As winter leads to spring each year, like clockwork the anticipation for the Masters builds among us golfing faithful. By the time April arrives we’re dying to see the legendary, pristine Augusta National as golf’s best try to tackle it.
But what are the players doing during this time? Of course, they’ve got busy playing schedules as they try to peak for arguably golf’s greatest prize, but what do they do to prepare for the event?
Past champions Adam Scott (2013) and Trevor Immelman (2008) are quick to point to driving accuracy as a major key at a course where many think it’s just about bomb and gouge.
“You must drive it well so you can accurately go after a green,” Immelman says. “If you’re coming out of the first cut, you spend the whole week guessing whether it’s going to come out soft or jump. If you struggle with distance control around there, with how severely undulating the greens are, you’re in for a long week.”
So Immelman takes a concentrated focus on driving accuracy during his range sessions leading in. He stresses the narrowness from each tee box to the fairway, especially on holes 1, 2, 5, 7 and 9 on the front; and 11, 14, 17 and 18 on the back.
Scott knows that accuracy is key and distance must also follow if one’s to keep their hopes for a green jacket alive.
“Augusta National is so long now I think driving the golf ball is a huge advantage there,” Scott says. “I really think if you drive it crooked that week you’re going to have a hard time. You may even have the putting and chipping week of your life there and still make an effort, but if you’re not in position off the tee I think you’re really behind the eight ball.”
Scott spends extra time on the range preparing with his driver, as well.
In recent years, Scott’s arrived on the Friday before to begin his practice on the course but this year, in an effort to play before each major, he’s chosen to tune up by competing in the Shell Houston Open.
Even with the heightened importance of driving the ball well, both players agree that Augusta is a second shot golf course. For Immelman it comes down to distance control and being dialed in with your irons all week.
“You have to be able to control your spin and distance coming in to ultimately leave yourself some type of realistic look at birdie,” Immelman says.
Scott sees a great challenge in the way the course tests one’s iron play as well.
“It’s a very demanding second shot golf course,” Scott says. “You can hit some really good shots but if they’re slightly on the wrong line then it becomes very, very hard to get it down in two, let alone figure out how to make a birdie.”

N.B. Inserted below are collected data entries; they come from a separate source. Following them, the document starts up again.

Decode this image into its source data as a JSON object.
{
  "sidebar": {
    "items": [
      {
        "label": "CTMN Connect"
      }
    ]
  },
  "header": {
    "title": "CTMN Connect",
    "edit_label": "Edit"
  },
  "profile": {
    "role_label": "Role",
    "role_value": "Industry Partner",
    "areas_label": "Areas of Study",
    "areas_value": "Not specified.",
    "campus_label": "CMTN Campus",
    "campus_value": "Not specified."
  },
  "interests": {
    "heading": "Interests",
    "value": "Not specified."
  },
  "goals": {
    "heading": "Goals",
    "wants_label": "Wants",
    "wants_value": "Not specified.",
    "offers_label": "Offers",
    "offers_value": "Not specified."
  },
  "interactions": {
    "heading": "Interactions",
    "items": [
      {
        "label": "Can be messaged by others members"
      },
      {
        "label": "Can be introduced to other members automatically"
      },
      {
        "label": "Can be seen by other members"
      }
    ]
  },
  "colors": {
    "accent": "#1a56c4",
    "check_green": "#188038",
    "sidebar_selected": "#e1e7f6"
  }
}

Each player spends time during their practice rounds hitting to spots where the pins will be located each day, so as to gauge their exact accuracy with their precision clubs.
Of course the greens are perhaps the biggest defense of the course, but that’s a topic in and of itself that we’ll have to explore another day.
But as we close, let’s remember the enchantment of Augusta affects even past champions including Scott, who grew up watching this event at the crack of dawn in Australia.
“When you show up to Augusta at any time you’re like a kid in a candy store, but I think for me it’s a different feeling, especially after having won,” Scott says. “When I went back to defend I still got that feeling but even more so, like I could enjoy it even more because I had won it. Whereas before I loved it, but the desire to win consumed me: my heart, my focus, and everything. You don’t soak it in as much as I have the last couple years because I’ve enjoyed playing there so much once I won.”